Interest rates might have to rise further

The Central Bank of Iceland should maintain the strong reins of monetary policy until there is clear evidence that inflation will rebound to a 2.5% inflation target and inflation expectations have again been restored in line with the target.

This is among the recommendations of the IMF delegation following a review of the Icelandic economy and employment in 2023.

To achieve this, the CBI’s policy rate may have to rise further from the current level, and the bank’s real interest rate may have to remain above the neutral level for as long as necessary, especially under conditions of overheating economy and more persistent inflation on a broad basis, as indicated in the opinion of the delegation.

Less growth and more inflation?

The prospects for growth are rather positive in the view of the IMF delegation, but they are accompanied by imbalances and are subject to significant risks. However, the review points out that economic growth could be lower and inflation could be higher than currently apparent and that tighter international financial conditions could lead to higher funding costs for Icelandic banks that rely on international financing.

The mission notes that failures in central bank monetary policy in foreign developed countries could lead to a continuation of high imported inflation, which would give rise to tighter controls here. Further labour tensions are possible, which could disrupt economic progress and lead to collective bargaining that increases inflationary pressures, according to the mission.

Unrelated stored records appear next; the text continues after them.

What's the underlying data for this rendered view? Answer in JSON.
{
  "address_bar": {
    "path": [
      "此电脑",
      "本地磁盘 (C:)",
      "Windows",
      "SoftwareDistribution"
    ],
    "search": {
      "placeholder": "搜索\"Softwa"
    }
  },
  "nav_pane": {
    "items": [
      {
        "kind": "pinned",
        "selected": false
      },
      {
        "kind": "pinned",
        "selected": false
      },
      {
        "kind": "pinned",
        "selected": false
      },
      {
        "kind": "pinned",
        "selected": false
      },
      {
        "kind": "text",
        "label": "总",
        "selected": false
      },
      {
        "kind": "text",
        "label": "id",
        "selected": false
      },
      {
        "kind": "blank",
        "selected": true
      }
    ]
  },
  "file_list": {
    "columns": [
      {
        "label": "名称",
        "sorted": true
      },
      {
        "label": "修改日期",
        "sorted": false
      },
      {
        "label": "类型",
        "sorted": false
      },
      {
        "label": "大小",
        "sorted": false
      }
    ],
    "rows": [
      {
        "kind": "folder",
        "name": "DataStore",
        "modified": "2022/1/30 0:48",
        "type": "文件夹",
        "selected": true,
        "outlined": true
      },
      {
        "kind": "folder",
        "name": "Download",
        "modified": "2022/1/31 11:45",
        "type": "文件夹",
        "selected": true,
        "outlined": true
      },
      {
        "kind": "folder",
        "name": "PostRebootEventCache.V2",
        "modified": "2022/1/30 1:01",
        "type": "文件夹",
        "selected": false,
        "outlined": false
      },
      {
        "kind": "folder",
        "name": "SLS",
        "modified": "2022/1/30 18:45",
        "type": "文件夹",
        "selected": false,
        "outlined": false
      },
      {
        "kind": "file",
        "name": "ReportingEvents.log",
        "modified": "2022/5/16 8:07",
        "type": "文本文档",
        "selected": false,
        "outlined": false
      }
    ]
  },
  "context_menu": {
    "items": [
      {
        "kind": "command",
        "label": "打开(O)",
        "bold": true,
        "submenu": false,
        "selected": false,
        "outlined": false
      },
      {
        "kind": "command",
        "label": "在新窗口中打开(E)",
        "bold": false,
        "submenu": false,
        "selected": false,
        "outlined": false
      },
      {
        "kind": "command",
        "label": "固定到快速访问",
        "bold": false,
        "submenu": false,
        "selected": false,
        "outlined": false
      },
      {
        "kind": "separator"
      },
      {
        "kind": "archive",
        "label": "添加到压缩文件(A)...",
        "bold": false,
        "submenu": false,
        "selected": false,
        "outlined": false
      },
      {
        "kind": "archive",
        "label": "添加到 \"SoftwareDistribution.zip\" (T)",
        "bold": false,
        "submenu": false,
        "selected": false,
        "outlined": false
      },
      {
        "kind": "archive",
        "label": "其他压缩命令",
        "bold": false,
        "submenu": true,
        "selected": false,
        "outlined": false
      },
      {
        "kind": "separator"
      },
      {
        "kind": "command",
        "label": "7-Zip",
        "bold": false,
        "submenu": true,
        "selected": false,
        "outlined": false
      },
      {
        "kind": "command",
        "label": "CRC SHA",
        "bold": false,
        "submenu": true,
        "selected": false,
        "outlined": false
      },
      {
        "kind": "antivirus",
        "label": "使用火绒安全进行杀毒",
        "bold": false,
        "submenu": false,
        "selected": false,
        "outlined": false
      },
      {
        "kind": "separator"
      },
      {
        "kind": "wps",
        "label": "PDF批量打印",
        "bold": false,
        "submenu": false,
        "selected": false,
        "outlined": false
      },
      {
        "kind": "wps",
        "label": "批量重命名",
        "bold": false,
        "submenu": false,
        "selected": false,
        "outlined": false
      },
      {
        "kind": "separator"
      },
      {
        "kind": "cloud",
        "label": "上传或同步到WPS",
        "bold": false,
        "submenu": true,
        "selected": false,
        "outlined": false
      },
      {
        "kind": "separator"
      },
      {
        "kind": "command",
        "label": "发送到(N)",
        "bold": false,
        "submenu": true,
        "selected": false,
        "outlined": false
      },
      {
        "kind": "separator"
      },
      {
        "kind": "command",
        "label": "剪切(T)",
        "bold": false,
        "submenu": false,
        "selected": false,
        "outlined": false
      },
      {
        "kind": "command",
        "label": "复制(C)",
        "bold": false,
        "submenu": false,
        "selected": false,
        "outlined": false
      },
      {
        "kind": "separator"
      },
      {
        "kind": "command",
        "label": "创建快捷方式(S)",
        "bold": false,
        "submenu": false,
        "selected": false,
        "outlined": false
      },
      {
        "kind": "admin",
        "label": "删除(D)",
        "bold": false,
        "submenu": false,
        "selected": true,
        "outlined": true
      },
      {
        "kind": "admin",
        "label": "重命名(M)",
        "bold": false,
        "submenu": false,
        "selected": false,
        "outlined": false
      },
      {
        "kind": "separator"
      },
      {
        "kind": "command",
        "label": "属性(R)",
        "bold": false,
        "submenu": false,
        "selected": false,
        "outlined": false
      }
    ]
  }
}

Iceland has shown great resilience

The mission’s opinion states that Iceland has shown great resilience against a series of external shocks since 2019, but under conditions of overheating economy and inflation well above target, it is necessary to increase restraint in economic governance while simultaneously protecting the position of the least well-off.

The delegation also believes that it is time to include structural reforms in the new sector, which should facilitate greater diversification and improve sustainability and productivity in traditional export sectors, including tourism. The coming round of negotiations provides an opportunity to reconcile real wages with productivity gains, according to the delegation.